Criminal – District court erred when imposing probation violation sentence
Virginia Lawyers Weekly//April 27, 2026//
Where the district court concluded the defendant’s violation of a condition of supervised release prohibiting illegal drugs was a Grade B violation under the Sentencing Guidelines, it erred. Because of this sentencing error, the defendant must be resentenced.
Background
Naeem Deonte Jones was convicted of Hobbs Act robbery and brandishing a firearm in connection with that robbery. Following his release from prison, Jones began almost immediately violating several conditions of his supervised release. Accordingly, the probation officer filed a petition for revocation, charging Jones with four violations of his conditions of supervised release. The district court concluded that testing positive for illegal drugs was a Grade B violation under the Sentencing Guidelines.
Analysis
The Sentencing Guidelines Manual defines a Grade B violation as one involving conduct that constitutes a “federal, state, or local offense punishable by a term of imprisonment exceeding one year.” It defines a Grade C violation as one involving conduct that “constitute[s] (A) a federal, state or local offense punishable by a term of imprisonment of one year or less; or (B) a violation of any other condition of supervision.”
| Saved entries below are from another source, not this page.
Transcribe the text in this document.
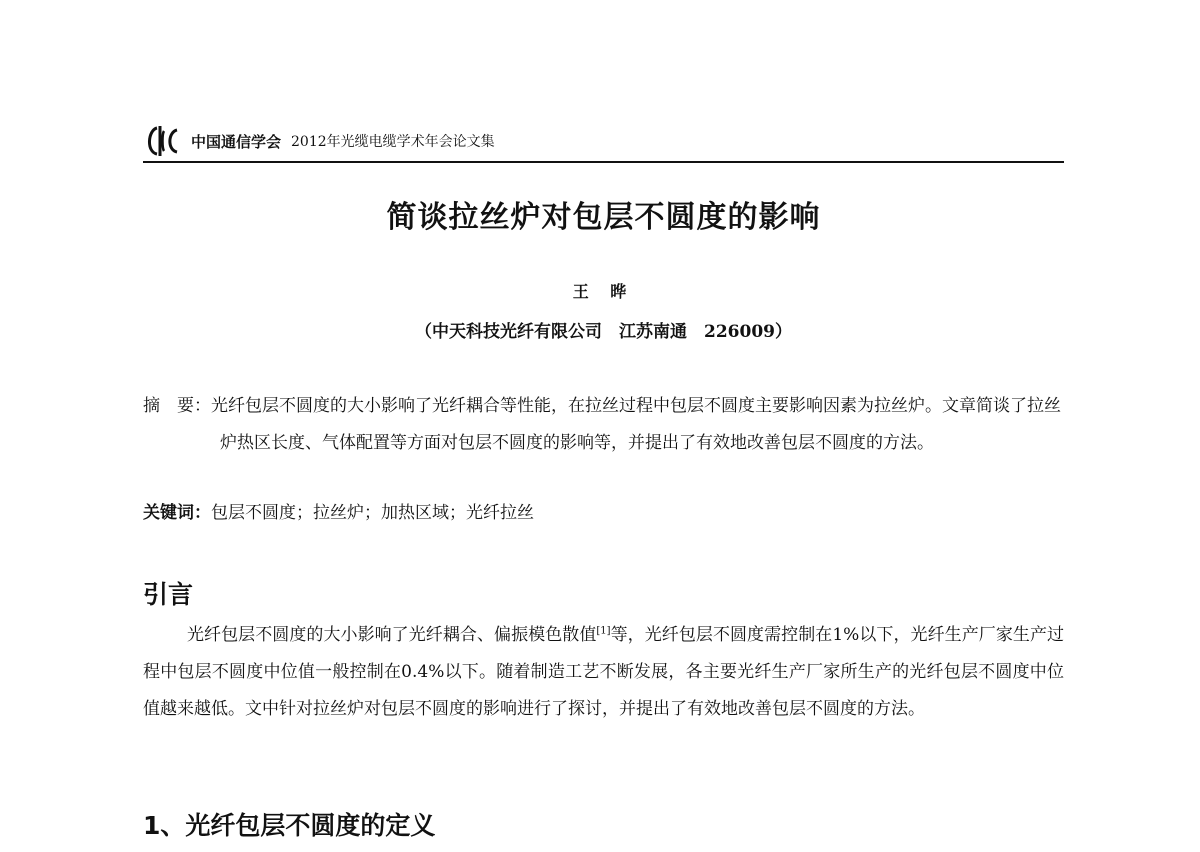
中国通信学会 2012年光缆电缆学术年会论文集
简谈拉丝炉对包层不圆度的影响
王 晔
（中天科技光纤有限公司　江苏南通　226009）
摘　要：光纤包层不圆度的大小影响了光纤耦合等性能，在拉丝过程中包层不圆度主要影响因素为拉丝炉。文章简谈了拉丝炉热区长度、气体配置等方面对包层不圆度的影响等，并提出了有效地改善包层不圆度的方法。
关键词：包层不圆度；拉丝炉；加热区域；光纤拉丝
引言
光纤包层不圆度的大小影响了光纤耦合、偏振模色散值[1]等，光纤包层不圆度需控制在1%以下，光纤生产厂家生产过程中包层不圆度中位值一般控制在0.4%以下。随着制造工艺不断发展，各主要光纤生产厂家所生产的光纤包层不圆度中位值越来越低。文中针对拉丝炉对包层不圆度的影响进行了探讨，并提出了有效地改善包层不圆度的方法。
1、光纤包层不圆度的定义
The district court’s characterization of violation two as a Grade B violation was plain error. Of the four violations with which Jones was charged, only violation one alleged conduct constituting a federal, state or local offense at all, and the conduct alleged there — after the district court dismissed the portion charging possession of counterfeit instruments — amounted to only misdemeanor offenses punishable by one year’s imprisonment or less.
The other three violations charged only violations of Jones’s conditions of supervised release, including failing drug tests, violating location restrictions and leaving the judicial district. Accordingly, the most serious violation left in the petition for revocation, which is the violation the court had to consider for sentencing, was a Grade C violation.
The district court considered violation two to be the most serious and characterized it as a Grade B violation. But violation two thus did not charge an offense punishable by a sentence exceeding one year; it only charged a violation of the stated condition of supervised release and therefore was a Grade C violation. Moreover, the district court proceeded throughout the revocation hearing with the fact that violation two charged only a violation of the drug-test condition, not the commission of a felony offense.
Yet, when it came time to sentence Jones, the district court, without explanation, simply characterized violation two as a Grade B violation, which, when combined with Jones’s Criminal History Category, carried a higher sentencing range of 8 to 14 months’ imprisonment, as compared to 5 to 11 months’ imprisonment for a Grade C violation. The court then used this mistaken range to compute its upward variant revocation sentence on Count One of 19 months’ imprisonment. This error was plain.
The government argues, nonetheless, that sentencing Jones for a Grade B violation was appropriate in this case because illegal drug use “can be inferred” from the failed drug tests. It also notes that this inference is supported by the Probation Officer’s Supplemental Report, which stated, for the purpose of calculating the Guidelines sentencing range, that Jones’s “use of” the illegal drugs was a Grade B violation.
However the issue is not whether the inference is possible; it is whether the record shows that the district court made that inference. Here, the record does not show that the district court made the inference. To the contrary, the record shows that the district court understood that violation two charged Jones with only a violation of his supervised release conditions, not the commission of a new drug offense. And it proceeded with that understanding consistently. Because of this sentencing error, the defendant must be resentenced, applying the proper calculation for a Grade C violation.
Maximum
Section 3583(h) provides that when sentencing a defendant on a revocation, if the court chooses to impose a term of supervised release, that term “shall not exceed the term of supervised release authorized by statute for the offense that resulted in the original term of supervised release, less any term of imprisonment that was imposed upon revocation of supervised release.” It would appear that the sentence imposed here violated this provision. The court commits the issue it in the first instance to the district court for consideration on remand.
So ordered.
United States v Jones, Case No. 24-4624, April 14, 2026. 4th Cir. (Niemeyer), from MDNC at Greensboro (Osteen Jr.). Aaron Bader Wellman for Appellant. Karla E. Painter for Appellee. VLW 026-2-129. 13 pp.